My first thought was that $18 seems a bit stiff. Then again, the Atomic Testing Museum is $14, And the Mob Museum seems to have more people on staff, and may possibly be a little larger than the ATM. (I can’t tell for sure, but the Mob Musuem bascially has that entire building: all three floors.) ($5 for parking cheesed me off a bit, though.)

Anyway, while the Atomic Testing Museum is still my favorite Vegas musuem, the Mob Museum is well worth visiting, especially if you have an interest in organized crime in the United States. (Not just in Vegas, though that is a key focus; the museum also talks about organized crime in other areas, including NYC and Cleveland.) There is a lot of emphasis on Estes Kefauver, perhaps just a little more than I thought was warranted.(I admit, I chuckled at the “Oscar Goodman” display.)
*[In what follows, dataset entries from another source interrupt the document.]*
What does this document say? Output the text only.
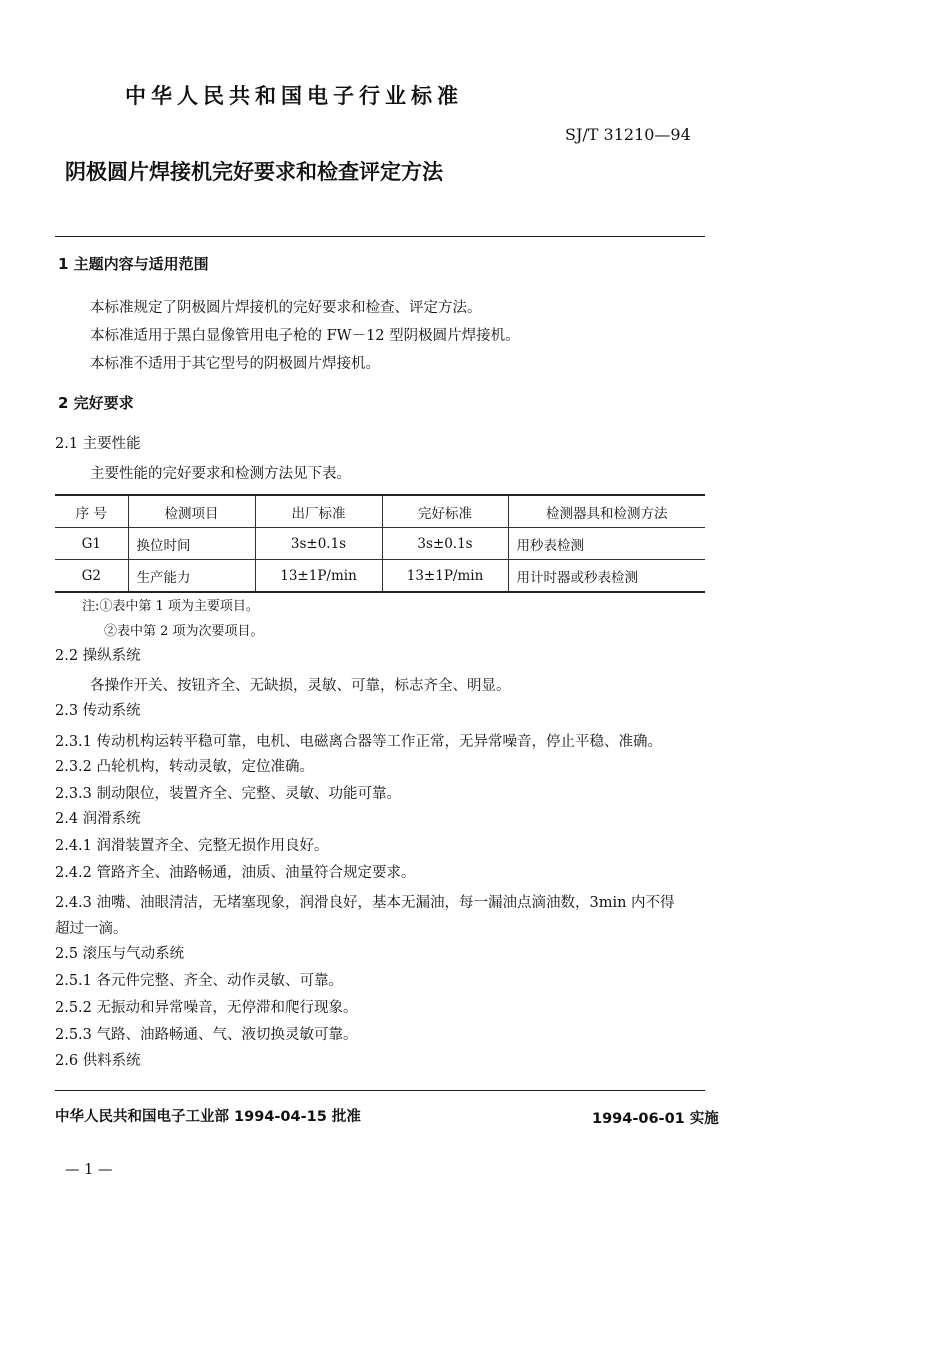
中华人民共和国电子行业标准
SJ/T 31210—94
阴极圆片焊接机完好要求和检查评定方法
1 主题内容与适用范围
本标准规定了阴极圆片焊接机的完好要求和检查、评定方法。
本标准适用于黑白显像管用电子枪的 FW－12 型阴极圆片焊接机。
本标准不适用于其它型号的阴极圆片焊接机。
2 完好要求
2.1 主要性能
主要性能的完好要求和检测方法见下表。
序 号	检测项目	出厂标准	完好标准	检测器具和检测方法
G1	换位时间	3s±0.1s	3s±0.1s	用秒表检测
G2	生产能力	13±1P/min	13±1P/min	用计时器或秒表检测
注:①表中第 1 项为主要项目。
②表中第 2 项为次要项目。
2.2 操纵系统
各操作开关、按钮齐全、无缺损，灵敏、可靠，标志齐全、明显。
2.3 传动系统
2.3.1 传动机构运转平稳可靠，电机、电磁离合器等工作正常，无异常噪音，停止平稳、准确。
2.3.2 凸轮机构，转动灵敏，定位准确。
2.3.3 制动限位，装置齐全、完整、灵敏、功能可靠。
2.4 润滑系统
2.4.1 润滑装置齐全、完整无损作用良好。
2.4.2 管路齐全、油路畅通，油质、油量符合规定要求。
2.4.3 油嘴、油眼清洁，无堵塞现象，润滑良好，基本无漏油，每一漏油点滴油数，3min 内不得
超过一滴。
2.5 滚压与气动系统
2.5.1 各元件完整、齐全、动作灵敏、可靠。
2.5.2 无振动和异常噪音，无停滞和爬行现象。
2.5.3 气路、油路畅通、气、液切换灵敏可靠。
2.6 供料系统
中华人民共和国电子工业部 1994-04-15 批准	1994-06-01 实施
— 1 —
Two things that surprised me:

  1. The number of families with small children at the Mob Museum. Parents, would you take your kids to a museum devoted to organized crime? (There’s some pretty graphic stuff, but the Museum confines it all to one section, warns you before you enter the section, and gives you an option to skip past it.) (And I feel kind of hypocritical saying this: if my parents had taken me to the Mob Museum when I was, say, 10, wild horses couldn’t have dragged me out of there.)
  2. The popularity among small children of the firearms simulator. Kids were having a lot of fun pretending to be cops, running through various scenarios (like a domestic dispute) and busting caps in bad guys. (I didn’t tell any of the kids that, had they actually been out on the street, they’d be dead before they got their first shot off. Do I look like an asshole?)

Tomorrow is when things start for real. Look for an update, but probably late in the evening.

(Oh, I did want to mention Chad Everett’s death yesterday, but I was using the Kindle to blog, which was a pain, and things got kind of sideways leaving LAX and arriving in Vegas, so consider this your obit watch.)